ANSWERS: 3
  • Very good question. +2 Although the parents do not get along, you'd be surprised at how people can make nice when all eyes are on them. Should you choose to seat the parents at the head table, if you have room after all the attendants, put the parents on the appropriate side (bride/groom) with the new spouses between them. Thus they will be separated enough to not fight, hopefully. The other way to do this is to seat each set of parents at a different table near the head table, avoiding any possibility of problems. If they cannot be even in the same room together, I'm afraid they have CHOSEN not to attend then, haven't they? Don't play the "I won't come if THEY are coming" games, express your sorrow that they can't come.

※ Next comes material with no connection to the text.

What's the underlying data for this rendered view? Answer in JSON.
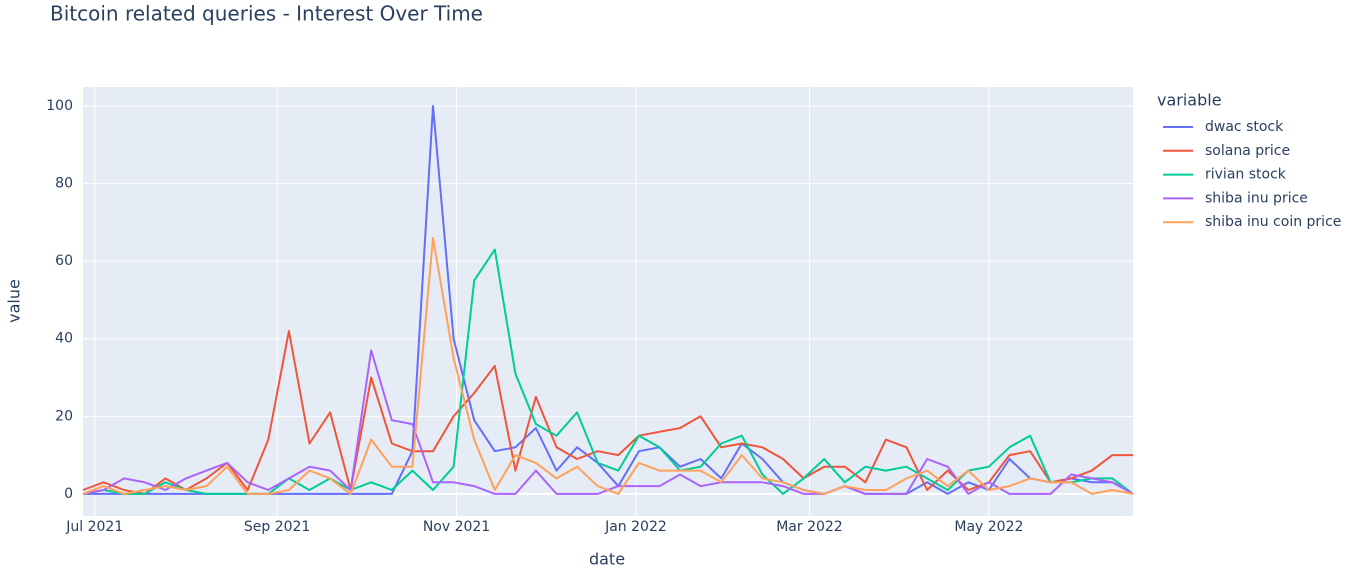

Congratulations and good luck!
  • give them each a table to host rather than having a top table, and you both 'circulate' round each table, i.e. 1st course father1 and new wife 2nd course father2 new wife , course3 mother and new husband and cofee with ex wife, problem solved, when it comes to the first dance, your dad after that good luck, hope your honeymoon is family free
  • You could always tell them "it's my wedding day, you can hold back your personal feelings towards (other party) for one day so that you don't ruin my wedding". If they can't agree to it threaten to leave them out. No loving parent would ever go out of their way to spoil their child's wedding. As for seating, during the wedding put them at separate ends of the row with other family between the (grandparents), and during the reception do the same thing if you are tight on room. Another option would be to have a mixture during the reception having one set from each side at the same table, that hopefully get along with each other at least.